Personajes como el Quijote y Sancho Panza seducen a cineastas y actores por esa compleja riqueza interior que poseen. Existen muchas tentativas cinematográficas que han tratado de capturar en imágenes la magia indiscutible de estos dos personajes creados por Cervantes. Por supuesto que hay para escoger. Las versiones de la novela en el cine son tan plurales como la novela (dramáticas, cómicas, en dibujos animados, paródicas y hasta versiones triple x), pero hablar de una película rotunda y que haga justicia a los personajes, o la novela como un todo abierto, es caer en inexactitudes.
La primera versión que se conoce, según la enciclopedia del cine, es francesa y fue rodada al parecer en 1898. De esta primera versión no queda ningún vestigio y se conoce su existencia gracias a la hemeroteca.

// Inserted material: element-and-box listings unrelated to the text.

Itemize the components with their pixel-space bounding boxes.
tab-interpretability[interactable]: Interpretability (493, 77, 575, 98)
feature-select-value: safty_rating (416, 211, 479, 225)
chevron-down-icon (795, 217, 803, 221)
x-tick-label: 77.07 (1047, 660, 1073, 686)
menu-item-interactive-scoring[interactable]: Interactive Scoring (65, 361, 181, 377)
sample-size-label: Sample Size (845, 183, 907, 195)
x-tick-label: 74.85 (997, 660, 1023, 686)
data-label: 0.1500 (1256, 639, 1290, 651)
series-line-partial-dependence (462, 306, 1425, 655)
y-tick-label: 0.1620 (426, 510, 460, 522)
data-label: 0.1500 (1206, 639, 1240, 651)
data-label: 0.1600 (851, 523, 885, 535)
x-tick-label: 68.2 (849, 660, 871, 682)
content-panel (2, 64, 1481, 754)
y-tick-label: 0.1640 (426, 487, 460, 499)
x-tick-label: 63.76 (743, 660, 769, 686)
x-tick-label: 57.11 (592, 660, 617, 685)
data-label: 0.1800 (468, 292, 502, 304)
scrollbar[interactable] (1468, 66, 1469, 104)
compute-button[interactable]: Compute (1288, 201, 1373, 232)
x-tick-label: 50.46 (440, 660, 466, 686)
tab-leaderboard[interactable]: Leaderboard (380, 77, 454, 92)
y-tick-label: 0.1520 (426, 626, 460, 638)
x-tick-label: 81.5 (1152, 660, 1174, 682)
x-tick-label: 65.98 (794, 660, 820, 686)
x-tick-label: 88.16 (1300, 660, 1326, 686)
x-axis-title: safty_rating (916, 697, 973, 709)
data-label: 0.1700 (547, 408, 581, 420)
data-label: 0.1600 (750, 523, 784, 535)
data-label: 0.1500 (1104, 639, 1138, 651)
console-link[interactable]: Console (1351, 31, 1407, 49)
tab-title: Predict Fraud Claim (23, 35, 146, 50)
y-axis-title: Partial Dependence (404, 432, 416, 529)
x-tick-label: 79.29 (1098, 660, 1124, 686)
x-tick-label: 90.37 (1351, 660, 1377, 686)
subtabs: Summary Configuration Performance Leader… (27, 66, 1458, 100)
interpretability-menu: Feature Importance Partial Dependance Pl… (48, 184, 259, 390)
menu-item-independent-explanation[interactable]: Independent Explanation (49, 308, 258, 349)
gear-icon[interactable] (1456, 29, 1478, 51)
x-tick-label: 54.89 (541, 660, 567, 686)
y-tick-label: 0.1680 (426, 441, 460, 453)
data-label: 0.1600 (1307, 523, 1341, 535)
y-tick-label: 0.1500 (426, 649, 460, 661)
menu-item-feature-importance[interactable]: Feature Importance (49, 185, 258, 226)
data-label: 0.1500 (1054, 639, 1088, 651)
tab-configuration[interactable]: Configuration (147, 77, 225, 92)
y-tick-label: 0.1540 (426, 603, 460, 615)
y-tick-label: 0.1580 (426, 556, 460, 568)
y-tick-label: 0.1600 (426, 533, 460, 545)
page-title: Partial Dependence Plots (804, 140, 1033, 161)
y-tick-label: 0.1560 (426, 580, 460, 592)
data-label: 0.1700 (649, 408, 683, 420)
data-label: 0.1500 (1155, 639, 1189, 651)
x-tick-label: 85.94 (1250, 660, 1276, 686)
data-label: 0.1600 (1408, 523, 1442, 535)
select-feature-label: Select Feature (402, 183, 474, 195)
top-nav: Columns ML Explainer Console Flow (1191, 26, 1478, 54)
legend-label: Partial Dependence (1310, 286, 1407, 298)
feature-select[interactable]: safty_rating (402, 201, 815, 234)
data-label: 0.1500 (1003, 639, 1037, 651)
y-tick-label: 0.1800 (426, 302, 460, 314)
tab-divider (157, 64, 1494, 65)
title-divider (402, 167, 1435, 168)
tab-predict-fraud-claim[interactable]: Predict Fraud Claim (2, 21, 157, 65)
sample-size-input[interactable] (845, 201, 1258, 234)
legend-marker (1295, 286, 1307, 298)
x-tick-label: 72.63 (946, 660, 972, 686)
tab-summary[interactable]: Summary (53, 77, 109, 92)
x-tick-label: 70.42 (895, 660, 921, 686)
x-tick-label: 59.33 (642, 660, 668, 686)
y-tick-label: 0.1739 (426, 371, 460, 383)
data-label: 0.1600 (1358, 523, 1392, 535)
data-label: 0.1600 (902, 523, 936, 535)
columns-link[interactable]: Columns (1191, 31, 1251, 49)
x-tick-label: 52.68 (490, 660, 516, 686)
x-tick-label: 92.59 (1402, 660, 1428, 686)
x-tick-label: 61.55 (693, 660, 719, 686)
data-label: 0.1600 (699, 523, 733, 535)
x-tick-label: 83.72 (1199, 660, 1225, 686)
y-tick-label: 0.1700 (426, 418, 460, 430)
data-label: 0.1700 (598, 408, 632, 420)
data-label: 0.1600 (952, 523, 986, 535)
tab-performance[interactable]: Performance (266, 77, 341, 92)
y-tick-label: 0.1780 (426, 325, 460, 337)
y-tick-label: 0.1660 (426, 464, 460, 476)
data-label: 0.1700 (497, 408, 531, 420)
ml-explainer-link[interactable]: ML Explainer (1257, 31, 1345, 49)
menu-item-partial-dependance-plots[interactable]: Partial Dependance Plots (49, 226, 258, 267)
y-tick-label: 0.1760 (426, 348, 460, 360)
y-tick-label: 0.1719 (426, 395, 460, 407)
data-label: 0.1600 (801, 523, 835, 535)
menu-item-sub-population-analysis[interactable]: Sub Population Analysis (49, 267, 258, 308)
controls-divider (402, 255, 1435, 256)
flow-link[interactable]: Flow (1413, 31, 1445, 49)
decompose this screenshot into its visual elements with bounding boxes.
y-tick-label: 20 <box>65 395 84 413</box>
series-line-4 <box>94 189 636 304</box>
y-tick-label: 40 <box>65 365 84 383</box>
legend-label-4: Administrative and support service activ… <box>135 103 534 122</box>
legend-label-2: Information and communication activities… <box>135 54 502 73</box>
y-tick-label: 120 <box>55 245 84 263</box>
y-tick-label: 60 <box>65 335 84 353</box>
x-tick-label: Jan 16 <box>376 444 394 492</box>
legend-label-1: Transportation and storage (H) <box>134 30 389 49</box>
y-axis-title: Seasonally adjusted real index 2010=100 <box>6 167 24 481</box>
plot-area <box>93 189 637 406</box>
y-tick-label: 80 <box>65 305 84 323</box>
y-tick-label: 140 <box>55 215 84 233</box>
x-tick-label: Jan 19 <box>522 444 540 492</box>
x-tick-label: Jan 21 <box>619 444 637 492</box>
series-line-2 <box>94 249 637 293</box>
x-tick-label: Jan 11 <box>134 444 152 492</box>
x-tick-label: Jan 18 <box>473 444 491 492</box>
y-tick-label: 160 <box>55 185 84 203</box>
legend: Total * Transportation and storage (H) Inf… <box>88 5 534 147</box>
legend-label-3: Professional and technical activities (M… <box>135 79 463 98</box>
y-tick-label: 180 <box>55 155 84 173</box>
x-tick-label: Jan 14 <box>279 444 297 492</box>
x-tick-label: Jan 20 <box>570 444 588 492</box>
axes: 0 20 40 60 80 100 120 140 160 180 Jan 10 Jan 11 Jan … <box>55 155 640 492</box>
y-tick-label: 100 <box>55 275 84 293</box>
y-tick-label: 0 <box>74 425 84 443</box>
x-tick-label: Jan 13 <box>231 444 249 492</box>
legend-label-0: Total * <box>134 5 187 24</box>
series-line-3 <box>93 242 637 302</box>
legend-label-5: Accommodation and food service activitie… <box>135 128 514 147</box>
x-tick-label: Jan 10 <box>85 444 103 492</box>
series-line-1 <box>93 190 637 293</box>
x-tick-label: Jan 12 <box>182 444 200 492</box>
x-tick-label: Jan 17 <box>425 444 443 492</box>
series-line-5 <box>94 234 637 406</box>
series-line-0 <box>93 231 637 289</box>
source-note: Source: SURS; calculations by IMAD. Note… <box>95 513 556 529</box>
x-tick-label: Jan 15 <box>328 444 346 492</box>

Hay que coincidir con Guillermo Cabrera Infante, quien afirma que el Quijote no ha tenido suerte en el cine. Se han hecho más de diez versiones del libro, pero ninguna es idónea, ninguna está a la altura visual y sicológica, ninguna reúne ese destello de genialidad que permita afirmar que determinada película es una fiel pesquisa visual del libro.
Una de las filmaciones más curiosas del Quijote fue la que intentó realizar Terry Gilliam, director de películas como Brazil (con z) y Las aventuras del Barón de Munchhausen. Cuando Terry Gilliam inició el rodaje con los actores dispuestos y el escenario a punto se desató una tormenta que arrasó con todo y por poco arruina cámaras y demás accesorios técnicos. Después el actor que encarnaría a don Quijote, Jean Rochefort, se enfermó por espacio de algunos meses. Entonces llegó el invierno y convirtió todo en un lodazal de mil demonios. Al final terminó por filmar los extracámaras de su colosal fracaso cinematográfico. En suma todo un esfuerzo quijotesco con un final más menos remendado con las costuras visibles de lo risible y lo trágico.
El Quijote y Sancho son una pareja bastante desigual, de allí su irresistible encanto. El primero está loco, pero hace gala de una lucidez florida y de exacta relojería imaginativa. El segundo está cuerdo, pero algo no muy sano debe tener para aceptar el puesto como escudero de alguien que se cree caballero. Esto sin contar el bamboleante escenario de la novela con un conjunto de personajes y situaciones con muchos matices. El Quijote es la primera gran novela moderna y tanto el autor como el personaje don Quijote son productos de los libros. Autor y personaje se han sumergido en la literatura para salir del foso del fracaso y del aburrimiento melancólico que conduce a la muerte. De allí que a veces don Quijote resulte muchas veces más real que su creador. Como es lógico el cine ve en la novela una inagotable veta, que puede exorcizar con imágenes, por cualquier costado.
El Quijote trastorna la realidad de la novela y desquicia los relojes de la literatura y por eso es una novela sin tiempo y con muchos lectores posibles. El cine hace sus lecturas correspondientes, pero este hidalgo lector y este roñoso labriego siguen resistiéndose y esa imagen que tenemos hoy de estos personajes mañana de seguro volverá a cambiar, ya que la novela de Cervantes se transforma a cada lectura.